В кромешной тьме раздался какой-то звук. Сталь, которой водили по камню. Взлетели несколько искр, ослепительных в окружающей темноте. Они выжгли на моей сетчатке силуэт массивной, сгорбленной фигуры с мясницким ножом в руке.

Искры плясали каждые несколько секунд, когда Мать-Зима медленно точила свой инструмент. Мне удалось взять под контроль дыхание и перебороть боль.

– М-м-м… – сказал я. – М-мать-Зима. Я счастлив увидеться с вами снова.

Очередной сноп искр отразился от железной поверхности – ее зубов.

– Мне н-нужно поговорить с вами.

– Говори же, человечек, – сказала Мать-Зима. – Времени у тебя осталось мало.

Тесак со скрежетом снова проехал по точильному камню.

– Мэб приказала мне убить Мэйв, – сказал я.

– Она всегда делает глупости, – сказала Мать-Зима.
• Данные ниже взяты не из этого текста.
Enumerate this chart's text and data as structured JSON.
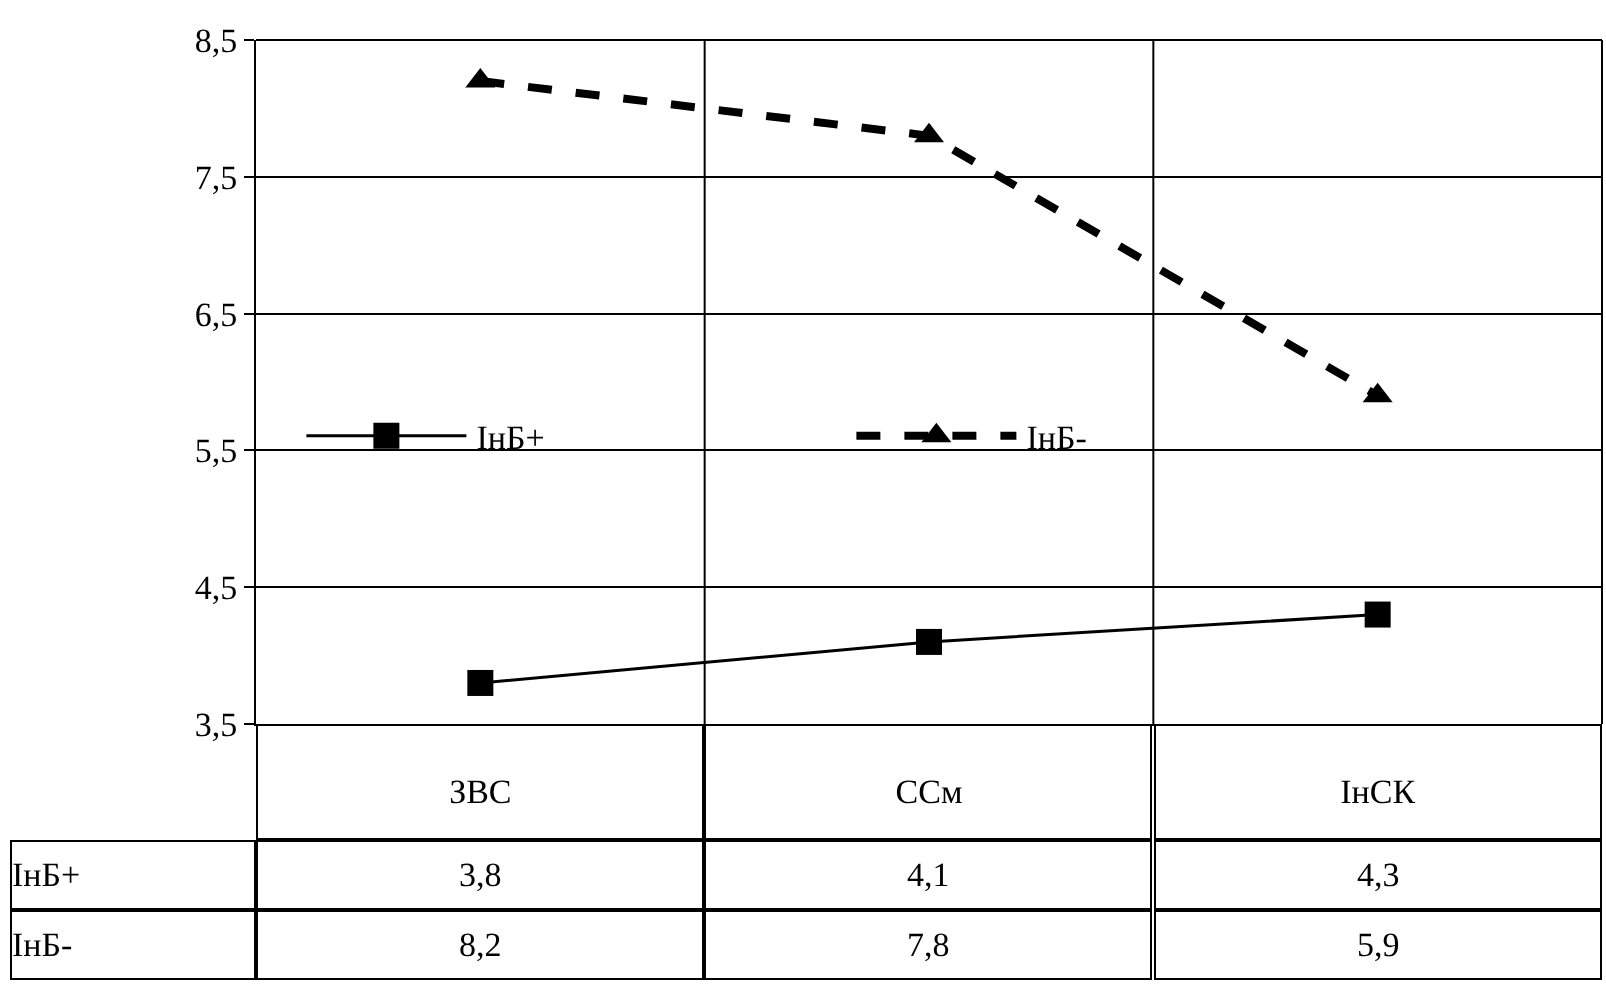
{
  "chart_data": {
    "type": "line",
    "categories": [
      "ЗВС",
      "ССм",
      "ІнСК"
    ],
    "series": [
      {
        "name": "ІнБ+",
        "color": "#000000",
        "values": [
          3.8,
          4.1,
          4.3
        ],
        "value_labels": [
          "3,8",
          "4,1",
          "4,3"
        ],
        "marker": "square",
        "line_style": "solid"
      },
      {
        "name": "ІнБ-",
        "color": "#000000",
        "values": [
          8.2,
          7.8,
          5.9
        ],
        "value_labels": [
          "8,2",
          "7,8",
          "5,9"
        ],
        "marker": "triangle",
        "line_style": "dashed"
      }
    ],
    "ylim": [
      3.5,
      8.5
    ],
    "yticks": [
      {
        "value": 3.5,
        "label": "3,5"
      },
      {
        "value": 4.5,
        "label": "4,5"
      },
      {
        "value": 5.5,
        "label": "5,5"
      },
      {
        "value": 6.5,
        "label": "6,5"
      },
      {
        "value": 7.5,
        "label": "7,5"
      },
      {
        "value": 8.5,
        "label": "8,5"
      }
    ],
    "grid": true,
    "legend": "left"
  }
}
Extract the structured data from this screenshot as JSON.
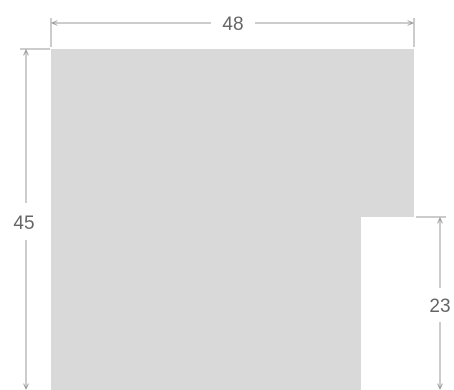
{
  "diagram": {
    "shape_fill": "#d9d9d9",
    "line_color": "#9a9a9a",
    "text_color": "#666666",
    "dimensions": {
      "top_width": "48",
      "left_height": "45",
      "right_height": "23"
    }
  }
}
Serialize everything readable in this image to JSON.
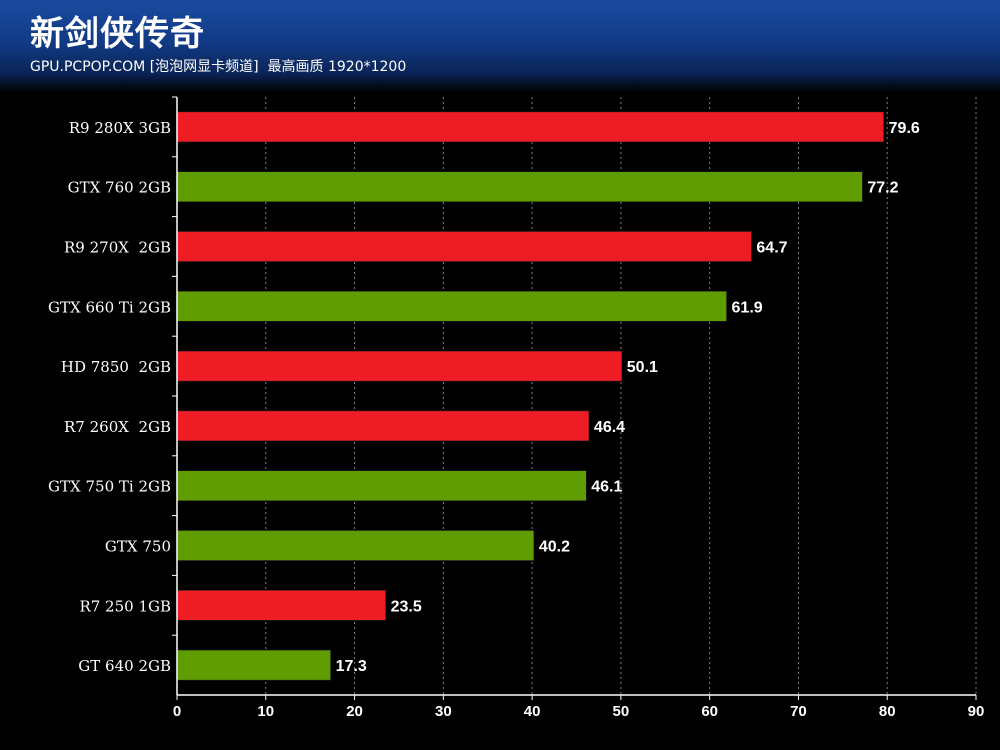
{
  "header": {
    "title": "新剑侠传奇",
    "subtitle": "GPU.PCPOP.COM [泡泡网显卡频道]  最高画质 1920*1200"
  },
  "colors": {
    "amd": "#ee1c25",
    "nvidia": "#5f9c00",
    "background": "#000000",
    "grid": "#7f7f7f"
  },
  "chart_data": {
    "type": "bar",
    "orientation": "horizontal",
    "title": "新剑侠传奇",
    "subtitle": "GPU.PCPOP.COM [泡泡网显卡频道]  最高画质 1920*1200",
    "categories": [
      "R9 280X 3GB",
      "GTX 760 2GB",
      "R9 270X  2GB",
      "GTX 660 Ti 2GB",
      "HD 7850  2GB",
      "R7 260X  2GB",
      "GTX 750 Ti 2GB",
      "GTX 750",
      "R7 250 1GB",
      "GT 640 2GB"
    ],
    "values": [
      79.6,
      77.2,
      64.7,
      61.9,
      50.1,
      46.4,
      46.1,
      40.2,
      23.5,
      17.3
    ],
    "value_labels": [
      "79.6",
      "77.2",
      "64.7",
      "61.9",
      "50.1",
      "46.4",
      "46.1",
      "40.2",
      "23.5",
      "17.3"
    ],
    "bar_vendor": [
      "amd",
      "nvidia",
      "amd",
      "nvidia",
      "amd",
      "amd",
      "nvidia",
      "nvidia",
      "amd",
      "nvidia"
    ],
    "xlim": [
      0,
      90
    ],
    "x_ticks": [
      0,
      10,
      20,
      30,
      40,
      50,
      60,
      70,
      80,
      90
    ],
    "x_tick_labels": [
      "0",
      "10",
      "20",
      "30",
      "40",
      "50",
      "60",
      "70",
      "80",
      "90"
    ],
    "grid": "vertical dashed",
    "legend": "none",
    "xlabel": "",
    "ylabel": ""
  }
}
– Мэйв говорит, что Мэб сошла с ума, – сказал я. – Лилия согласна.

Раздалось свистящее дыхание, которое могло быть хихиканьем.

– Какая любящая дочь.

Мне стало казаться, что я могу что-то из этого извлечь. Я нажал на нее.

– Мне нужно знать, кто из них прав, – сказал я. – Мне нужно знать, против кого выступить, чтобы предотвратить большую трагедию.

– Трагедию, – сказала Мать-Зима с мурлыканьем, заставившим меня подумать о скребущихся скорпионах. – Боль? Ужас? Скорбь? С какой стати мне останавливать это? Да это слаще, чем мозговая косточка младенца.

Хорошо, что я смелый и неустрашимый чародей, иначе последние слова фразы заставили бы мою кожу съежиться настолько, что она протащила бы меня по грязному полу.

Но я так или иначе блефовал, и решил рискнуть. Я скрестил пальцы в темноте и сказал:

– Потому что за всем этим стоит Немезида.

Скрежет тесака внезапно прекратился.

И темнота, и молчание на какой-то краткий миг стали абсолютными.

Воображение рисовало мне образ Матери-Зимы, тихо подбирающейся ко мне в темноте с поднятым тесаком – и я едва подавил позыв разразиться паническим воплем.

– Так, – прошептала она мгновение спустя. – Наконец-то ты стал видеть то, что все время было у тебя перед глазами.

– Э-э… да. Думаю, да. Теперь, по крайней мере, я хоть что-то знаю.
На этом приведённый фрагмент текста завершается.